Seusai pertandingan sepakbola, para manajer atau pelatih dari masing-masing tim yang bertanding selalu melakukan press conference dengan menyampaikan evaluasi terhadap jalannya pertandingan atau kinerja tim yang diasuhnya. Bahkan sebelum itu, ketika jeda paruh waktu, merekapun melakukan evaluasi kinerja tim maupun individu pemain apakah strategi bertanding yang dirancang sudah diterapkan demi mempertahankan keunggulan atau mengejar ketertinggalan skor, alias bisa menang atau minimal tidak kalah.
Itulah contoh kecil evaluasi diri dalam sebagian kecil kehidupan kita. Maka untuk seluruh kehidupan kita yang lebih berarti dibandingkan dengan permainan sepakbola, perlu juga ada evaluasi di setiap akhir periode dalam tahap-tahap perjalanan kehidupan. Bisa setiap akhir tahun, akhir bulan, akhir pekan, ataupun setiap hari menjelang tidur malam. Evaluasi bukan sekadar melihat apa yang telah kita lakukan pada waktu yang telah berlalu, apakah sudah sesuai dengan rel kehidupan yang ditentukan oleh Allah melalui firmanNya dan sabda rasulNya, melainkan untuk menentukan pula follow up dari hasil evaluasi tersebut. Kalau ternyata kita temukan adanya amal perbuatan yang sudah sesuai (kebaikan, ketaatan, kesalehan), maka amal tersebut perlu dipertahankan dan ditingkatkan. Tetapi kalau ternyata yang kita temukan adalah perbuatan buruk, durhaka, dosa, kejahatan dan kemungkaran, maka seyogyanya kita segera bertobat, kita benahi dan kita ganti perbuatan tersebut dengan perbuatan yang baik. Demikian ini agar hidup kita berbahagia di dunia dan di akhirat kelak.
Sejatinya, agama Islam mengajarkan penganutnya untuk memiliki visi hidup jauh ke depan, berorientasi kepada kehidupan yang hakiki, yakni kehidupan sesudah kematian. Seluruh amal perbuatan diorientasikan kepada kebahagiaan hidup di akhirat, tanpa mengesampingkan kebahagiaan di dunia. Demikian yang difirmankan oleh Allah dalam QS. Al-Hasyr ayat 18:
“Wahai orang-orang yang beriman, bertakwalah kepada Allah dan hendaklah setiap diri memperhatikan apa yang telah diperbuatnya untuk hari esok (akhirat) .…”
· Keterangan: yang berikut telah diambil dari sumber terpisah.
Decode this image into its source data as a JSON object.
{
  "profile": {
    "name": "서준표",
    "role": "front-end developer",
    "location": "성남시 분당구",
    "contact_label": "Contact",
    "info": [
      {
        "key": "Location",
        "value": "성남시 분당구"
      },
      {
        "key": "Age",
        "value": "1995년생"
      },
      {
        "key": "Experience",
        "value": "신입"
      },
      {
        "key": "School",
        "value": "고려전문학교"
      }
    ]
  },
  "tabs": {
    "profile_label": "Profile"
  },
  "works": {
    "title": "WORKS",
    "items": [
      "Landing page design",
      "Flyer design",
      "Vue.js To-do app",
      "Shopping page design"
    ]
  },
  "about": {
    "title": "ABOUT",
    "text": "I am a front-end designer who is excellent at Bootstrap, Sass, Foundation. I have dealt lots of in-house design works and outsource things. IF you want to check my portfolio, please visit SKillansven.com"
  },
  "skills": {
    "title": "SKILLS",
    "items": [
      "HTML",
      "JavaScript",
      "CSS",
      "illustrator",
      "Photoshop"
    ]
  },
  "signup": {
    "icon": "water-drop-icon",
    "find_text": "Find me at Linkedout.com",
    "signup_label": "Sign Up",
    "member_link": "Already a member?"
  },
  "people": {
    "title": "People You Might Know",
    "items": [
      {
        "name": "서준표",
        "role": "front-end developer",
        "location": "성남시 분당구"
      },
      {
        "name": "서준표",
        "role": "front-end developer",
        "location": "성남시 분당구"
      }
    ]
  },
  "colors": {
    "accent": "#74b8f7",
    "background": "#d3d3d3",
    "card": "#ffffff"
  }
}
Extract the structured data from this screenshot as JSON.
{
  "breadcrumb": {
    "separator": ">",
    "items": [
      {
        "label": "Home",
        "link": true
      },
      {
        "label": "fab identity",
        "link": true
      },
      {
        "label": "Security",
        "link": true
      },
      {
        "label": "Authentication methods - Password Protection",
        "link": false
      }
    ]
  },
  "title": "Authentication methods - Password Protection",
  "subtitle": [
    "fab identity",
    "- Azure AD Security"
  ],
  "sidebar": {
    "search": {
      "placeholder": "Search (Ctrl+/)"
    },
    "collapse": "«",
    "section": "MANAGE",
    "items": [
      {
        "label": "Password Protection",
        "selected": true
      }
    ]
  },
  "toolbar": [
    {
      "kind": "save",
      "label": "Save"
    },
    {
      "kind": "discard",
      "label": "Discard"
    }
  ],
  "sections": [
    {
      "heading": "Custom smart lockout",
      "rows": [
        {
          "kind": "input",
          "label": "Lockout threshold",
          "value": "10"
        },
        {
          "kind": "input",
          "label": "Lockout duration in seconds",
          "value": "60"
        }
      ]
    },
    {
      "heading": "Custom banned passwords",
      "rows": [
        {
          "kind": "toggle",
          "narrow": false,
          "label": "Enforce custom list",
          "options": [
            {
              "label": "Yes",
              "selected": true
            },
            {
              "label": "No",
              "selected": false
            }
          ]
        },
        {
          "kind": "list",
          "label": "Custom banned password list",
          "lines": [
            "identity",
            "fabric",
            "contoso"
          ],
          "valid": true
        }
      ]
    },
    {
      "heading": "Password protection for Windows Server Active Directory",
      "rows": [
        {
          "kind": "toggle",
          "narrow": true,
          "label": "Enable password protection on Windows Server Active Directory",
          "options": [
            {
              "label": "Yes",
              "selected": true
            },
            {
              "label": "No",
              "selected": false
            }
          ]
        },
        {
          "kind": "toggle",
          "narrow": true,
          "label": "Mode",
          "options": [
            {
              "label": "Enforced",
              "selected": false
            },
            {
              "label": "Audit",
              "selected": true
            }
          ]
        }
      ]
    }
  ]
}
Jadi, kalau pada akhir tahun 2023 ini kita melakukan evaluasi diri, atau yang dalam terminologi agama dikenal dengan istilah muhasabah, itu bukan semata-mata untuk mengetahui apa yang sudah kita perbuat. Namun, dengan muhasabah itu sesungguhnya kita diingatkan bahwa setiap perbuatan kita akan dicatat oleh malaikat. Kalau yang kita lakukan baik, ya tercatat baik. Sebaliknya, kalau yang kita perbuat tidak baik, ya pasti tercatat tidak baik. Malaikat itu tidak pernah salah dalam melakukan pencatatan. Dengan muhasabah itu pula sesungguhnya kita harus bisa mengambil pelajaran agar perbuatan buruk yang terlanjur kita lakukan tidak akan terulang kembali pada masa yang akan datang. Selain itu, dengan mengetahui hasil muhasabah tersebut, kita semestinya dapat melakukan pembenahan diri atau self-improvement pada dimensi kualitas iman serta dimensi kualitas dan kuantitas amal perbuatan kita.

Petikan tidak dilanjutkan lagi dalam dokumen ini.